Firefighters are seen during a rescue mission after a giant landslide at Caxumbu neighborhood in Petropolis, Brazil, on February 19, 2022. AFP
Rescue workers and residents searching for their missing relatives continued digging through mountains of mud and rubble in the southeastern city, which President Jair Bolsonaro said Friday looked like "scenes of war."
Police said 165 people remain missing after Tuesday's storm. It is unlikely any more will be found alive beneath the wreckage, authorities say.
It is unclear how high the steadily rising death toll will go.
The number of missing has fallen as more bodies are identified, and as families manage to find relatives alive and well whom they feared lost in the chaos after the storm, police said.
So far, 124 bodies have been identified, including 28 children, they said.
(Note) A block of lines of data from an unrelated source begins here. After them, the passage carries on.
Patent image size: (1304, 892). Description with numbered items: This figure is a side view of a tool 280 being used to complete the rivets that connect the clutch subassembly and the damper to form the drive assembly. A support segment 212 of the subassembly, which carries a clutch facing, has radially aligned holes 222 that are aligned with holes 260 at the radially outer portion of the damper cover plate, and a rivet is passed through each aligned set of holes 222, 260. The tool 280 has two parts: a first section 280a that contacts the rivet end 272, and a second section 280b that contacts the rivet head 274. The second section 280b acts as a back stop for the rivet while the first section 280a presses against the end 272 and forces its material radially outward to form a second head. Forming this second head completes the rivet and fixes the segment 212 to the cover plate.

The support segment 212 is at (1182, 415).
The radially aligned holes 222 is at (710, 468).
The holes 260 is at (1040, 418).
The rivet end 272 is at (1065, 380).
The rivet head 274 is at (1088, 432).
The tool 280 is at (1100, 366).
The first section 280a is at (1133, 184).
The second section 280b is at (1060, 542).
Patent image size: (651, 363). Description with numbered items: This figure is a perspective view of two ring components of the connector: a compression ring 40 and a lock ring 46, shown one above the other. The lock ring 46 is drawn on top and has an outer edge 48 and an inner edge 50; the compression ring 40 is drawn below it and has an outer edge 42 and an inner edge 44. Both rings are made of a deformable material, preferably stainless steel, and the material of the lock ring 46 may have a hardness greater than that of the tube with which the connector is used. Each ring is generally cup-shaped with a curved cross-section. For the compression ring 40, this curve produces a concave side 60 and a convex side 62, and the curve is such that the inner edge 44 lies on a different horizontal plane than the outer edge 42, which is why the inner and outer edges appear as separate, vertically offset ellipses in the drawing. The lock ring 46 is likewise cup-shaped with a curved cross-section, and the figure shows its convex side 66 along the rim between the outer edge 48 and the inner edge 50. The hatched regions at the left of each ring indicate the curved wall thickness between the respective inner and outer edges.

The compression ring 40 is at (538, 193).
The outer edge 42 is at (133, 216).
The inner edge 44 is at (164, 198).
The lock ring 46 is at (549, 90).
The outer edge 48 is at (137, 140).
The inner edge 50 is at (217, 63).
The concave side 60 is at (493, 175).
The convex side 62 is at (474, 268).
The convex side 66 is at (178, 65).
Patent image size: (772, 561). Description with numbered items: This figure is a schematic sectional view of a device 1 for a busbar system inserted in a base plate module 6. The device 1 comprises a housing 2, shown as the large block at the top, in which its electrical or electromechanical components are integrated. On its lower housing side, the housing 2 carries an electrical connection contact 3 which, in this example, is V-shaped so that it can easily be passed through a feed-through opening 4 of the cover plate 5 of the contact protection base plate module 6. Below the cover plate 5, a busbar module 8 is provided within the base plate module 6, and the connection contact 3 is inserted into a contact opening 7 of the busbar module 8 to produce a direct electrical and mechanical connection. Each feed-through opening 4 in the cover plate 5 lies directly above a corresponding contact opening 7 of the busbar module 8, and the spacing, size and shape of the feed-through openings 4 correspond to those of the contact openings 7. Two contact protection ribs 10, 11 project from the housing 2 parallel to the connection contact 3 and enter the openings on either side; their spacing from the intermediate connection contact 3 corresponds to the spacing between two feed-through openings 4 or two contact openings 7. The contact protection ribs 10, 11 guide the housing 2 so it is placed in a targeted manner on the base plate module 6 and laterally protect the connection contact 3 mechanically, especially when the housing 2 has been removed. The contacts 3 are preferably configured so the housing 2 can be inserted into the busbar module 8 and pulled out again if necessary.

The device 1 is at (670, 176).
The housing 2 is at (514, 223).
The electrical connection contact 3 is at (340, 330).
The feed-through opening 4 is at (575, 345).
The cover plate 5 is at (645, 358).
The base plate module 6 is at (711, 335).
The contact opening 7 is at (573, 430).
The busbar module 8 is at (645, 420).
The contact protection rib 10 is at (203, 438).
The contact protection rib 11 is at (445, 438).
Pope Francis sent his latest message of condolences Sunday following his Angelus prayer at Saint Peter's Square in the Vatican.
"I express my closeness to those people hit in previous days by natural calamities," he said, mentioning "devastated" Petropolis as well as Madagascar, hit recently by deadly cyclones.
"Lord, welcome the dead in peace, comfort the family members, and support those who offer aid," he said.
Tuesday's was the latest in a series of deadly storms to hit Brazil, which experts say are made worse by climate change.
In the past three months, more than 200 people have died in severe rainstorms, mainly in the southeastern state of Sao Paulo and the northeastern state of Bahia, as well as Petropolis.
The latest storm turned streets in Petropolis into violent rivers that swept away trees, cars, and buses, and triggered deadly landslides in poor hillside neighborhoods that ring the city of 300,000 people.
Petropolis sits about 60 kilometers (37 miles) north of Rio de Janeiro.
The city has so far recovered more than 300 cars washed away in the floods that were "strewn around the city, blocking streets and sidewalks or dumped in rivers," the mayor's office said.
The storm dumped a month's worth of rain in several hours on Petropolis, a picturesque tourist town that was the 19th-century summer capital of the Brazilian empire.